For general phenotypic information and a discussion of genetic heterogeneity of IGHD, see 262400.

Description

Isolated growth hormone deficiency type V is characterized by severe postnatal growth failure, delayed bone age without bone dysplasia, and hypoplasia of the anterior pituitary (Argente et al., 2014).

Clinical Features

Argente et al. (2014) reported 3 sisters, born with normal length to normal-statured nonconsanguineous parents, who developed severe postnatal proportionate growth retardation. They showed features typical of growth hormone (GH; see 139250) deficiency, including marked short stature, frontal bossing, cherubic face, mild microcephaly, delayed bone maturation without bone dysplasia, and otherwise normal development. GH levels after standard stimulation, as well as basal IGF1 (147440) and IGFBP3 (146732) levels, were almost undetectable. Pituitary hormone levels were in the low-normal to normal range, with brain MRI showing hypoplasia of the anterior pituitary. Total ghrelin levels were extremely elevated, with normal acylated ghrelin levels; no other biochemical abnormalities were found. The patients responded well to GH, with reduction of total ghrelin levels in all 3.

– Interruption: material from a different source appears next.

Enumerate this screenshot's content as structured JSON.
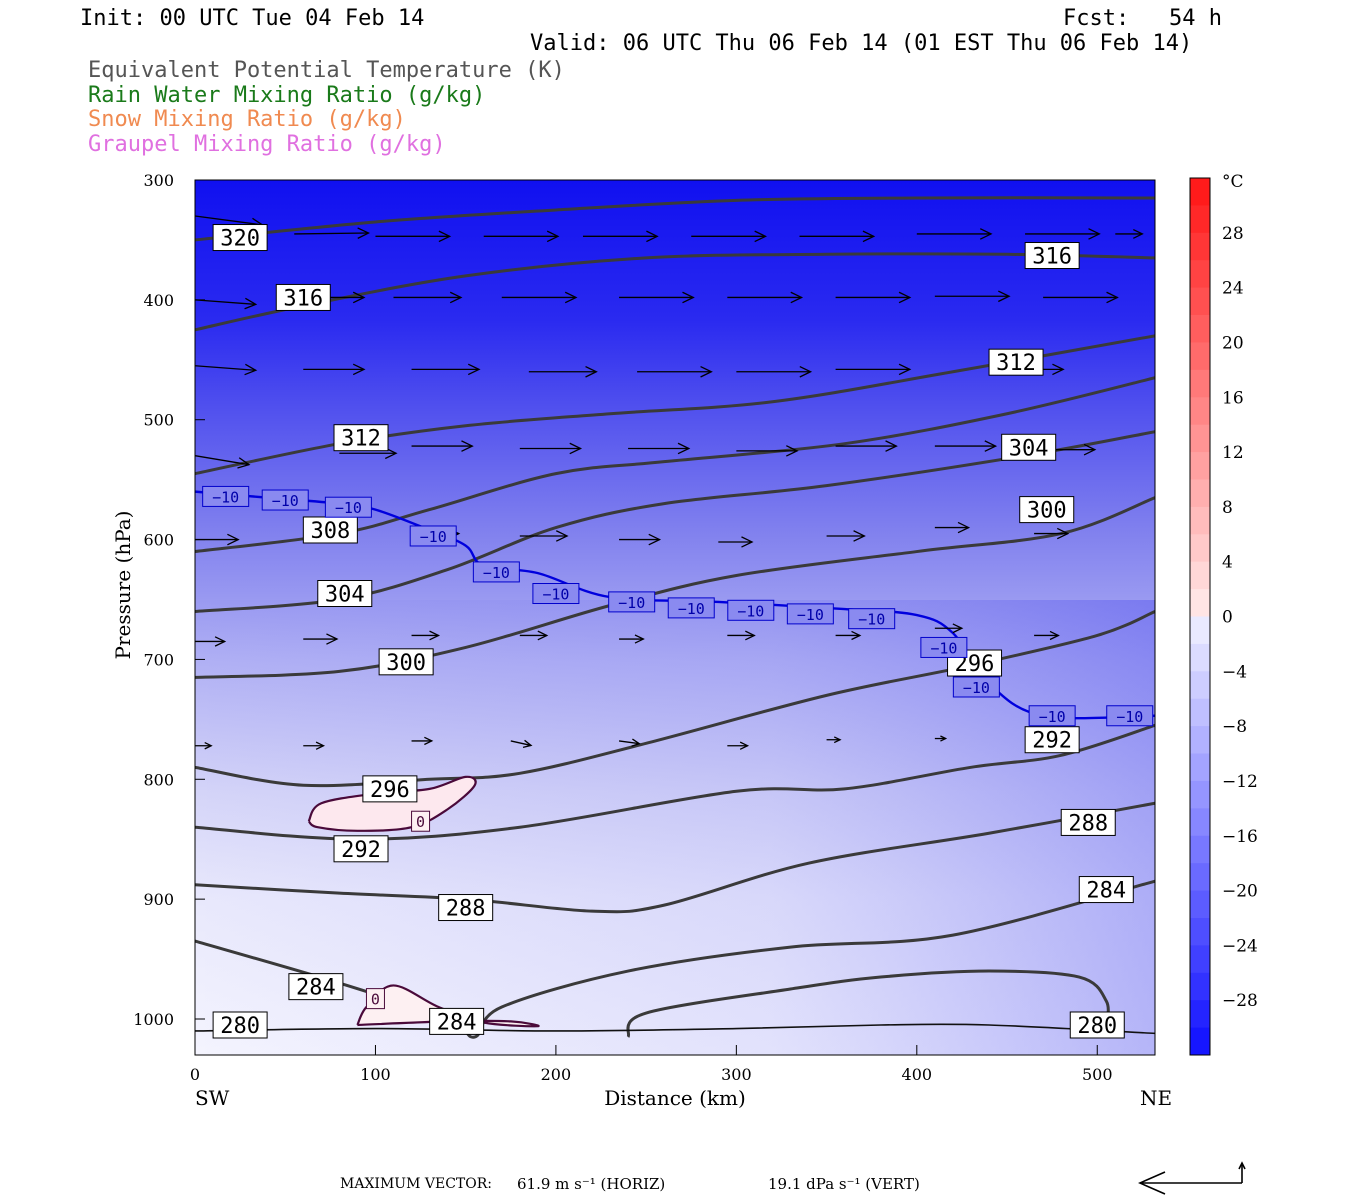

Martos-Moreno et al. (2018) provided follow-up on 3 Romanian sisters with GH deficiency originally described by Argente et al. (2014). In all 3 patients, treatment with recombinant human GH (rhGH) was highly effective despite the severity of their short stature, with increases in height between 4.0 and 5.9 SDS after 4.5 to 6.5 years on rhGH. In addition, lumbar spine bone mineral density improved and trabecular bone structure normalized. The oldest sister had onset of puberty shortly after starting treatment at 15.5 years of age, with menarche at age 16. However, she had oligomenorrhea despite pubertal levels of follicle-stimulating hormone (FSH; see 136530), luteinizing hormone (LH; see 152780), and estradiol, and a pubertal-shaped uterus with endometrium present on ultrasound. An intense lipolytic effect of rhGH treatment was also observed in the oldest sister, whose truncal obesity resolved completely in the first year of treatment, with body fat decreasing from 44% to 27%.

Molecular Genetics

In 3 sisters with isolated GH deficiency, in whom involvement of GH deficiency-associated and combined pituitary hormone deficiency-associated genes had been excluded, Argente et al. (2014) performed exome analysis and identified compound heterozygosity for a missense mutation (P474T; 618016.0001) and a nonsense mutation (R502X; 618016.0002) in the RNPC3 gene. The mutations segregated with disease in the family and were not found in 300 Spanish controls or in public variant databases.